PENGEMBANGAN DESA WISATA DI MAGELANG.

Borobudur Links | September 20, 2009 | 14.49 wib | Label: Tourism

Oleh: Mualim M Sukethi.
Lembah Progo dari belakang Kalibening (Foto: Haryo Muslim).

Borobudurlinks/20-9-09. MAGELANG, adalah suatu wilayah yang memiliki potensi wisata luar biasa. Keindahan alam, peninggalan sejarah, kekayaan tradisi budaya, dan keunikan kehidupan masyarakat agraris, menjadi keunggulan yang tak banyak dimiliki daerah lain. Namun selama ini pengembangan wisata di Magelang hanya terkonsentrasi di rangkaian candi Borobudur, Mendut, dan Pawon. Hanya tiga situs sejarah itulah yang relative dikenal sebagai ikon wisata Magelang.
Tahun lalu, Candi Borobudur dikunjungi lebih 3 juta wisatawan. Tapi mereka hanya menghabiskan waktu 3-4 jam di situ, lalu melanjutkan perjalanan ke tujuan wisata lain, khususnya ke Jogya. Karena hanya sebentar, wisatawan itu tidak banyak membelanjakan uangnya di daerah Magelang. Atau dengan kata lain, masyarakat di sekitar Borobudur, atau lebih jauh lagi di sekitar wilayah Magelang, kurang mendapatkan manfaat ekonomi dari kekayaan wisata yang dimilikinya. Tingkat kesejahteraan masyarakat relative tidak beranjak dari tahun ke tahun.


Untuk menahan wisatawan itu di sekitar Magelang, memasuki tahun 2009, ini Dinas Pariwitasa & Budaya Kabupaten Magelang mencanangkan program pengembangan desa wisata. Kenapa desa wisata ? “Karena untuk mengembangkan desa wisata, tidak banyak biaya yang dibutuhkan. Hanya pembenahan yang diperlukan,” kata Sudhief Hartasa SE, Kasi Obyek Wisata Dinas Pariwisata & Budaya Kabupaten Magelang.

Basis Komunitas.

Desa wisata selama ini dikembangkan berdasarkan konsep Community Based Tourism (CBT-Pariwisata Berbasis Komunitas). Melalui CBT, masyarakat sendiri yang memegang peran utama dalam pengembangan wisata di komunitasnya. Masyarakat bisa memberdayakan kekayaan wisata yang dimilikinya, serta mengelolanya sendiri demi kesejahteraan mereka.
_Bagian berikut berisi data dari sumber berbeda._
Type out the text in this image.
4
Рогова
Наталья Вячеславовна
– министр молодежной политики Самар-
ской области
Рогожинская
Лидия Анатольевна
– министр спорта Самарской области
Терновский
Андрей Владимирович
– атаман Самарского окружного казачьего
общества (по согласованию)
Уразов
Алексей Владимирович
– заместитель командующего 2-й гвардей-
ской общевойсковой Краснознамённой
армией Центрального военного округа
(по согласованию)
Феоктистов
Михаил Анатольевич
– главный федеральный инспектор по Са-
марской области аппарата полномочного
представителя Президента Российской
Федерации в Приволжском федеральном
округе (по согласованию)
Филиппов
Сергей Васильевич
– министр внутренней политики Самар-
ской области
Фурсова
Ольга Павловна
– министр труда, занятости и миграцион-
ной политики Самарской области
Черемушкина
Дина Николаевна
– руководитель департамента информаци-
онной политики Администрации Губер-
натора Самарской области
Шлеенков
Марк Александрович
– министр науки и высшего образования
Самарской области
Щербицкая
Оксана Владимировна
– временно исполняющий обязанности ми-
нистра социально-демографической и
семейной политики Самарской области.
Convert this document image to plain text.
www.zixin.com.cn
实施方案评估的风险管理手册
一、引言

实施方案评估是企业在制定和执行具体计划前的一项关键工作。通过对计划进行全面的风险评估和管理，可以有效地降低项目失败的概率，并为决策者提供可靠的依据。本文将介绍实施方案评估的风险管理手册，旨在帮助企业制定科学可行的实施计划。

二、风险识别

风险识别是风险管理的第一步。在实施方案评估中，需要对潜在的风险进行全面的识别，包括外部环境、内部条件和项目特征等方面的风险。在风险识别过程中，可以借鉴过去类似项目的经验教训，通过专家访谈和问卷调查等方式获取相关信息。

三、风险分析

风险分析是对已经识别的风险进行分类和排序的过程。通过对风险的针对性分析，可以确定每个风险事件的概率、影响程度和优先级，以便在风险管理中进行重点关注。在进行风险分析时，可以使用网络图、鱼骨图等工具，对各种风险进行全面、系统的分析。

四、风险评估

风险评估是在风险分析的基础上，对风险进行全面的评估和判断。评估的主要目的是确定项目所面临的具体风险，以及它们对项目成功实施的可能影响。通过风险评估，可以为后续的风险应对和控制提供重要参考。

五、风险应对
Sedangkan program wisata yang ditawarkan juga bersumber dari potensi yang dimiliki komunitas itu sendiri. Desa-desa di wilayah Magelang pada umumnya memiliki potensi wisata berupa keindahan alam, situs sejarah, budaya agro, tradisi/ritual, dan kesenian rakyat. Potensi itulah yang berusaha ‘dijual’. Tidak perlu ‘mengada-ada’, atau menciptakan program baru yang membutuhkan biaya besar. Misalnya, membangun semacam Ancol di tengah desa-desa itu.
“Bagi wisatawan yang umumnya berasal dari perkotaan, kehidupan dan budaya desa memiliki daya tarik tersendiri. Mereka memiliki keunikan, dan keunikan itulah yang bisa dijual,” tegas Sudhief, yang memiliki pengalaman melakukan studi perbandingan di Jabar dan Jatim. Dari pengamatannya, Sudhief menilai potensi yang dimiliki desa-desa di Magelang, tidak kalah, bahkan lebih bagus dan lebih kaya di bandingkan desa-desa di Jatim dan Jabar.
Salah satu kelebihannya adalah keberadaan situs-situs sejarah berupa puluhan candi yang tersebar di seluruh wilayah kabupaten Magelang. Hampir seluruh kecamatan di Magelang memiliki candi, sesuatu yang tidak dimiliki daerah lain di Indonesia ini. Selain itu tradisi pertanian yang berkembang di Magelang sangat beragam. Sehingga budaya atau kesenian yang lahir dari tradisi pertanian dari satu desa akan berbeda dengan desa lainnya.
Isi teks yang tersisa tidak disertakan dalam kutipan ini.